Opt-in to native UTF-8 support for OS interaction on Windows
From discussion with @williamjcm and @sthalik on Gitter. To avoid UTF-16 conversion in every Utility::Path API that deals with the filesystem on Windows (and other areas, like environment access), we could pass UTF-8 support directly into the A APIs. It's an opt-in feature, and there's three ways to achieve this:
- Changing the global code-page in Windows settings. Requires user interaction, so not a viable option.
- Linking to UCRT instead of MSVCRT and calling
setlocale(LC_ALL, ".utf-8"). Available since Windows 10 SDK 1803. - (Likely also linking to UCRT) and adding an entry to the app manifest. Requires Windows 10 SDK 1903+.

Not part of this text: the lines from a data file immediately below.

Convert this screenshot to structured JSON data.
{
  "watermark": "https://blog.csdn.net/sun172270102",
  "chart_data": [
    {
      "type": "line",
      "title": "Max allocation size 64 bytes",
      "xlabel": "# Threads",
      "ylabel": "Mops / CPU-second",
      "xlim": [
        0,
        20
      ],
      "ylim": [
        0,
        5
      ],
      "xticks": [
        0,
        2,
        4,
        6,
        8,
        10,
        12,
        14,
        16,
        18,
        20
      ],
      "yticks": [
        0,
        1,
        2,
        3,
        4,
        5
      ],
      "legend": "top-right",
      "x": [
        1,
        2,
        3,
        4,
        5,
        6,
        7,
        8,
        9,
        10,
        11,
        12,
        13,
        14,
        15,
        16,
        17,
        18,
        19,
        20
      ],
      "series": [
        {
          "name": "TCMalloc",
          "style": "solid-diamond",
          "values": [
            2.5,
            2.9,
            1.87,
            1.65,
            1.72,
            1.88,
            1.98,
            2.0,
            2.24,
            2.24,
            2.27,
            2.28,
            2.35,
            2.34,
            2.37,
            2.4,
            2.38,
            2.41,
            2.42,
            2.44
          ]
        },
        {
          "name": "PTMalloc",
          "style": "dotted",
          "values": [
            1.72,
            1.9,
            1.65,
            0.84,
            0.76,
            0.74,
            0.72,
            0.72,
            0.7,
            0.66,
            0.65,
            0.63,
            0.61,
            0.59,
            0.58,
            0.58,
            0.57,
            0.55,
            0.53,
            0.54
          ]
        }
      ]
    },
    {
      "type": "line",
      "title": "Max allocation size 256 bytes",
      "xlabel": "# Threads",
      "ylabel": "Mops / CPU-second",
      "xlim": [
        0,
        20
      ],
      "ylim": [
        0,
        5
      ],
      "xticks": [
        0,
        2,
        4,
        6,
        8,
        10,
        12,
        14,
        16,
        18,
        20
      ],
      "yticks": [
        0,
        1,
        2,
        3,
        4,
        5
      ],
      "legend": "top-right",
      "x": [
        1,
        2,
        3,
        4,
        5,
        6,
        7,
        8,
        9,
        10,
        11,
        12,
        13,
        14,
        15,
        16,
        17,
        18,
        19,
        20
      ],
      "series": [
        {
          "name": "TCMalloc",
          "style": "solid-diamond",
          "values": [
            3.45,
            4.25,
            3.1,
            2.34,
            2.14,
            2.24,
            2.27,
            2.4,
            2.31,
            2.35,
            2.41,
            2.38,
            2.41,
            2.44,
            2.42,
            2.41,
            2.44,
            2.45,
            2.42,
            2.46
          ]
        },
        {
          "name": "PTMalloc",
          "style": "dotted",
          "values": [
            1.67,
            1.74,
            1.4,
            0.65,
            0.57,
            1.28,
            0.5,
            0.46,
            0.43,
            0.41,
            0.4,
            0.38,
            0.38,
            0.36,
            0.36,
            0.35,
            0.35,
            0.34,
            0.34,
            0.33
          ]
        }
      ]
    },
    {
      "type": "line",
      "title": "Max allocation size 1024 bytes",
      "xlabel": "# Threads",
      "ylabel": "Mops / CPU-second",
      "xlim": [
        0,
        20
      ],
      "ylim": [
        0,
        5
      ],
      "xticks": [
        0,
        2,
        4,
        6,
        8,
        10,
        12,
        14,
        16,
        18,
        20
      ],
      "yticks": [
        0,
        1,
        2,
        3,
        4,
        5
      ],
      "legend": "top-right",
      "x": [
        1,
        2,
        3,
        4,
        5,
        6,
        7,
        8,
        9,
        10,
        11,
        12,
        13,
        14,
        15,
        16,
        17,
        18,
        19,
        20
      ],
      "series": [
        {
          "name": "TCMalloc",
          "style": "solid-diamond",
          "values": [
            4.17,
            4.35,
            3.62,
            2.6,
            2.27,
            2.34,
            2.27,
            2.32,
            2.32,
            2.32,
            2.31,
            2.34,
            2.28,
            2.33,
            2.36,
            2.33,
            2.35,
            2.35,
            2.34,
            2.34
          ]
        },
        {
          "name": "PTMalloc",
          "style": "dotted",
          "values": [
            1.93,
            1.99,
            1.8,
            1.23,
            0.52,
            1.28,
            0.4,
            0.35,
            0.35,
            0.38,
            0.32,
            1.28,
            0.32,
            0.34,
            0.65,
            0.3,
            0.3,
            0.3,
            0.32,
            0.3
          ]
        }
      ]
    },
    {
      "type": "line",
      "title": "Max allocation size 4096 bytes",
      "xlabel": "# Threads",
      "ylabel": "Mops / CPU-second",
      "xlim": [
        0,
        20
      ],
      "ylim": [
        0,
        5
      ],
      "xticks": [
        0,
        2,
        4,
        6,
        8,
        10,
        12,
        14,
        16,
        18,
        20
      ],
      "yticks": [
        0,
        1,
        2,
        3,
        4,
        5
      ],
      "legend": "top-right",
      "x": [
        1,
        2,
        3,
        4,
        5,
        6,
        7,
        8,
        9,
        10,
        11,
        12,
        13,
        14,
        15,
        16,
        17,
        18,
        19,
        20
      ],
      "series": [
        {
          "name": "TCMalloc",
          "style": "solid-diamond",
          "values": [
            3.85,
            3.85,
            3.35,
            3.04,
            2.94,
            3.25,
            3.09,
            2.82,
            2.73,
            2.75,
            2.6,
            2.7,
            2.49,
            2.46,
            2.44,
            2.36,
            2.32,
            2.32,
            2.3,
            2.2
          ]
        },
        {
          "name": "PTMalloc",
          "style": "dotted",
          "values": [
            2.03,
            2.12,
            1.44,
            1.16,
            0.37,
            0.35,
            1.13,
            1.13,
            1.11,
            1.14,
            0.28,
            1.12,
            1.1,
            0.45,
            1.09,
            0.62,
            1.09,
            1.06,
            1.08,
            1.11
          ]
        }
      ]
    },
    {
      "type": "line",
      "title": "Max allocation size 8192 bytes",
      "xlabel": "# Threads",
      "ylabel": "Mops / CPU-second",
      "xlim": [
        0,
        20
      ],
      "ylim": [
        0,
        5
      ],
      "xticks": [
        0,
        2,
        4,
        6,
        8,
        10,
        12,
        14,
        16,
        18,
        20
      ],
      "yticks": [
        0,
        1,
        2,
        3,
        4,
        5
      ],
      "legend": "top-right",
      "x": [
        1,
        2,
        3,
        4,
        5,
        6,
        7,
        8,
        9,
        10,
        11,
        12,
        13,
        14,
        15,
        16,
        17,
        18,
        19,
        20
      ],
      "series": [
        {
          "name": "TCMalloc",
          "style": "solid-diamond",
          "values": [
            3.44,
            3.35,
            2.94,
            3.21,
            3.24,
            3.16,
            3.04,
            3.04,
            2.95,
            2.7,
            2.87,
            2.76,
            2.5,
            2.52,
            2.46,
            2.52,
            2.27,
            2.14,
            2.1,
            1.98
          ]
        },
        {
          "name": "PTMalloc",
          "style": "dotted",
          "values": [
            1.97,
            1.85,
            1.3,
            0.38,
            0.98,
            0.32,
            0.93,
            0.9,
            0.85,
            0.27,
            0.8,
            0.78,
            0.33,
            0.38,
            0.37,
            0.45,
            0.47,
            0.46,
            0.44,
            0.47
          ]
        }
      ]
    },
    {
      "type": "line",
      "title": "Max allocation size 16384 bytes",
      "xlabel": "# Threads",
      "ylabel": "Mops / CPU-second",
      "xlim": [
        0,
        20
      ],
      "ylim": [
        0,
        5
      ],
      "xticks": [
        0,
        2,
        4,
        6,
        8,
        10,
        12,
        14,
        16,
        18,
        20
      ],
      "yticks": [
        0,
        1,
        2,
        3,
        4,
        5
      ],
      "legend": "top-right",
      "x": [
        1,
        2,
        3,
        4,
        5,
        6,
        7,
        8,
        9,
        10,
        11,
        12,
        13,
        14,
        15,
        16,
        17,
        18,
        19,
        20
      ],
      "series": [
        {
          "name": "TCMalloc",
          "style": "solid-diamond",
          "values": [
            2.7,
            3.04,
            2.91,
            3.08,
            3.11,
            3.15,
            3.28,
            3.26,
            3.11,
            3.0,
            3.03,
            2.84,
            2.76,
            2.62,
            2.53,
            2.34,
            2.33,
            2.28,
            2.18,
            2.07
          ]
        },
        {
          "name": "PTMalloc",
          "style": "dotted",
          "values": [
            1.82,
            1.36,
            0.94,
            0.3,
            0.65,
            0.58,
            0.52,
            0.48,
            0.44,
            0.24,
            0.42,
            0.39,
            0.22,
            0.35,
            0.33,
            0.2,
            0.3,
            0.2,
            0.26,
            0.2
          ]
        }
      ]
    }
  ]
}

The second option could be done inside CorradeMain, the third variant documented alongside HiDPI support, for example. Then, all Path APIs would check the prerequisites (Windows version, UCRT vs MSVCRT, and if the codepage is set to UTF-8) and pick a more optimal path in that case.
TODOs left:
-
[ ] Figure out a way how to robustly check that we can use UTF-8. Is UTF-8 codepage presence enough (checked with
setlocale(LC_ALL, nullptr))?. Or do we also need to check for Windows version and/or UCRT presence?- Code snippet to use: https://gist.github.com/sthalik/17613fc4eefcae39d4e871d2f2fb7ecd (a runtime-linker variant is the first revision, if needed)
-
[ ] Figure out a way how to check just once and store it in some global variable instead of doing the check again in every
PathAPI, without running into thread safety, thread-local variables, duplicated globals and other nasty issues in yet another place.- Though some rough 3rd party code could
setlocale()on its own and break it, so there's probably no way around checking every time :/
- Though some rough 3rd party code could
-
[ ] The
*AAPIs still have theMAX_PATHlimitation, and it's apparently impossible to work around that:In the ANSI version of this function, the name is limited to
MAX_PATHcharacters. To extend this limit to 32,767 wide characters, call the Unicode version of the function and prepend\\?\to the path. For more information, see Naming Files, Paths, and Namespaces.Which makes this whole effort rather useless. But maybe there's other ways how to circumvent this?
- Maybe it could fall back to the
*WAPIs if the input UTF-8 path is longer thanMAX_PATH? That could make it work for 90% of use cases, OTOH it means we have to explicitly test each and every Path API to handle this well. Though since we have to have that fallback for when the locale changes again (as noted above) anyway, it shouldn't mean that much extra code.
- Maybe it could fall back to the
-
[ ] Setting the code page to UTF-8 may be considered "not nice" to 3rd party libraries that still rely on
*AAPIs. Consider if a compile-time opt-out for this feature is enough or if it should be opt-in (for example to be enabled by the users if they know it won't break 3rd party stuff).- Or, possibly, don't set anything but use UTF-8 if the codepage is discovered to be UTF-8? Seems like the least intrusive option, but still without falling back to UTF-16 conversion.